Daley was criticised by David Sparkes last week, with the chief executive saying he was concerned about the 18 year old's involvement in the reality diving show Splash! taking away the focus from his diving.

Daley's mother hit back in sensational fashion, writing an open letter in which she accused British Swimming of being ungrateful to the Olympic medal winner for his hard work and achievements. And Warterfield has backed her sentiments in calling for the body to stop criticising him in public and deal with the issues internally.

"I don't think that anyone who wants to criticise him should do it through the newspapers," he told BBC Sport.

"I'm sure he [David Sparkes] wants to cover himself in case Tom doesn't get medals, but they should talk to him in person about it because I think it's wrong to do it through the media.

"Despite all of the pressure Tom's been working as hard as he possibly can and delivering the results that everyone wants him to get and yet he's still being criticised."

Tom Daley
Tom Daley is completely focused on continuing to achieve the best in his sport, Peter Waterfield claims.

Waterfield insisted that Daley had always put his diving ahead of his media work, and while he isn't training he's perfectly entitled to get involved in other projects.

"If you gave Tom the choice to do media or diving, he would choose diving," he explained.
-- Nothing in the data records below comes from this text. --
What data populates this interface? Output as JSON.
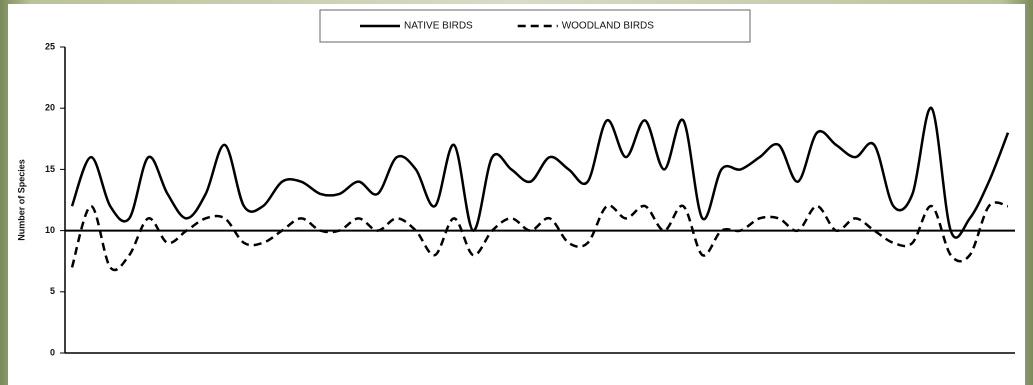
{
  "chart_data": {
    "type": "line",
    "y_label": "Number of Species",
    "categories": [
      null,
      null,
      null,
      null,
      null,
      null,
      null,
      null,
      null,
      null,
      null,
      null,
      null,
      null,
      null,
      null,
      null,
      null,
      null,
      null,
      null,
      null,
      null,
      null,
      null,
      null,
      null,
      null,
      null,
      null,
      null,
      null,
      null,
      null,
      null,
      null,
      null,
      null,
      null,
      null,
      null,
      null,
      null,
      null,
      null,
      null,
      null,
      null,
      null,
      null
    ],
    "series": [
      {
        "name": "NATIVE BIRDS",
        "color": "#000000",
        "dash": false,
        "values": [
          12,
          16,
          12,
          11,
          16,
          13,
          11,
          13,
          17,
          12,
          12,
          14,
          14,
          13,
          13,
          14,
          13,
          16,
          15,
          12,
          17,
          10,
          16,
          15,
          14,
          16,
          15,
          14,
          19,
          16,
          19,
          15,
          19,
          11,
          15,
          15,
          16,
          17,
          14,
          18,
          17,
          16,
          17,
          12,
          13,
          20,
          10,
          11,
          14,
          18
        ]
      },
      {
        "name": "WOODLAND BIRDS",
        "color": "#000000",
        "dash": true,
        "values": [
          7,
          12,
          7,
          8,
          11,
          9,
          10,
          11,
          11,
          9,
          9,
          10,
          11,
          10,
          10,
          11,
          10,
          11,
          10,
          8,
          11,
          8,
          10,
          11,
          10,
          11,
          9,
          9,
          12,
          11,
          12,
          10,
          12,
          8,
          10,
          10,
          11,
          11,
          10,
          12,
          10,
          11,
          10,
          9,
          9,
          12,
          8,
          8,
          12,
          12
        ]
      }
    ],
    "reference_line": 10,
    "ylim": [
      0,
      25
    ],
    "yticks": [
      0,
      5,
      10,
      15,
      20,
      25
    ],
    "legend": "top"
  }
}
"But in our sport our body takes a lot of impact so we do need a rest and if you're having rest and have offers and decide to do shows or media or things like that then why wouldn't you?

"We aren't competing again until April internationally so he's had a bit of time to have a bit of relaxation and do other things that he wouldn't be able to do in full time training.

"Tom's only young and I think the best is still to come out of him," stated Waterfield.

"You peak in our sport in your twenties so I definitely think he has a lot more to give and in Rio he could bring back that gold."